CLARETS reporter Tyrone Marshall discusses the talking points from Burnley's 4-0 win over Bournemouth.

A perfect day

After a difficult week at Turf Moor this was the perfect way to silence the growing critics.

The inquest after a fourth successive Premier League defeat had been difficult. There had been worrying signs at Wolves, despite the narrow scoreline.

Burnley looked toothless in attack and were offering up plenty of chances to the opposition. They’d faced 76 shots in three games.

But this response against Bournemouth was almost the perfect day for the Clarets. They rediscovered their mojo in front of goal, scoring four in a game for the first time since New Year’s Eve 2016 when Sunderland were beaten 4-1.

Having Johann Berg Gudmundsson back to his best was a big help in terms of creativity, while Aaron Lennon also turned in perhaps his best performance in a Burnley shirt.

They also defended resolutely. When Bournemouth were piling the pressure on in the second half Burnley never looked like folding and clear chances were few and far between.

Those were encouraging signs.


Right at the start of his post-match press conference Sean Dyche revealed the meeting that he’d held with his players in midweek.

It sounded like a heart-to-heart, with Dyche reminding the squad of his pride in them, of their recent achievements and how the story was far from finished. But he told him it was up to them to continue the journey.

They responded impressively and several players mentioned it in their own post-match interviews as well.

Such meetings can’t be a regular tactic or they will lose their impact, but they’ve worked previously at Turf Moor.

A few home truths were aired midway through the 2015/16 Championship season, inspiring Burnley’s 23 game unbeaten run to the title. Again Dyche got a response this week.


On Thursday Matej Vydra had spoken about the fragile nature of confidence in football. But the good thing about confidence is that it can return just as quickly as it disappeared.

You could sense confidence and belief seeping back into the side from the early stages at Turf Moor.

Of course a goal helps, but just as crucial was the second arriving just two minutes later. Had this game remained 1-0 for most of the second half then the fear could easily have crept back in to Burnley’s play.

Instead they had a two-goal cushion, increased confidence and they seized their late chances to put the game to bed.

Dyche v Howe

There is always a storyline when these two managers meet and after Arsene Wenger’s departure from Arsenal in the summer they were now the two longest serving bosses in the Premier League.

Domestically they are the leading lights for British bosses in the game as well and both have enjoyed success at their respective clubs.

They regularly seem to be swapping places as the best British managers in the game. Last year’s achievements at Turf Moor propelled Dyche into that position, especially with Bournemouth having to recover from a slow start.

This season it’s Howe who has been winning the plaudits, with the Cherries in fine early season form.

But for the third time in five Premier League meetings it Dyche who claimed the upper hand on the day.
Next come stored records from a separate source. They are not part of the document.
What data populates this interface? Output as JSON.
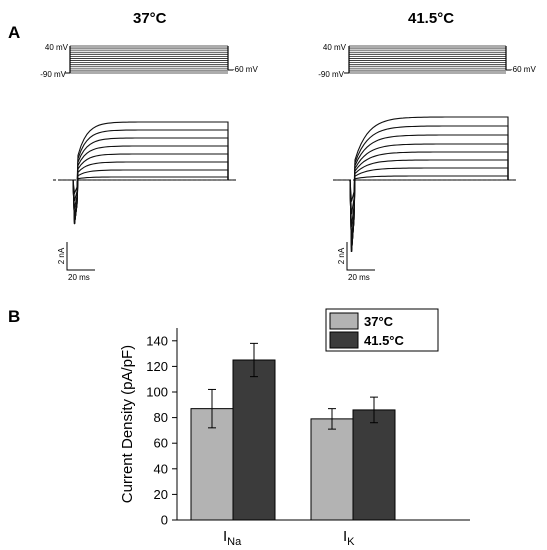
{
  "panel_a": {
    "letter": "A",
    "left": {
      "title": "37°C",
      "voltage_top": "40 mV",
      "voltage_bottom": "-90 mV",
      "voltage_hold": "-60 mV",
      "scale_y": "2 nA",
      "scale_x": "20 ms"
    },
    "right": {
      "title": "41.5°C",
      "voltage_top": "40 mV",
      "voltage_bottom": "-90 mV",
      "voltage_hold": "-60 mV",
      "scale_y": "2 nA",
      "scale_x": "20 ms"
    }
  },
  "panel_b": {
    "letter": "B"
  },
  "chart_data": {
    "type": "bar",
    "ylabel": "Current Density (pA/pF)",
    "ylim": [
      0,
      150
    ],
    "yticks": [
      "0",
      "20",
      "40",
      "60",
      "80",
      "100",
      "120",
      "140"
    ],
    "categories": [
      {
        "main": "I",
        "sub": "Na"
      },
      {
        "main": "I",
        "sub": "K"
      }
    ],
    "series": [
      {
        "name": "37°C",
        "color": "#b3b3b3",
        "values": [
          87,
          79
        ],
        "errors": [
          15,
          8
        ]
      },
      {
        "name": "41.5°C",
        "color": "#3b3b3b",
        "values": [
          125,
          86
        ],
        "errors": [
          13,
          10
        ]
      }
    ],
    "legend_position": "top-right",
    "grid": false
  }
}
We all know Gareth Southgate is a regular at Turf Moor and given the number of English players on show you can see why he chose this fixture as his Saturday afternoon base.

Figures from the first five weekends of the Premier League campaign show that just 30 per cent of players featuring qualify to be picked by the Three Lions boss.

So to see 12 players available to him on the pitch from the start at Turf Moor must have cheered Southgate, with a further 10 on the bench.

No doubt he was checking out Bournemouth’s in-form striker Callum Wilson, who had a frustrating afternoon, marshalled well by Ben Mee and James Tarkowski, who Southgate knows all about.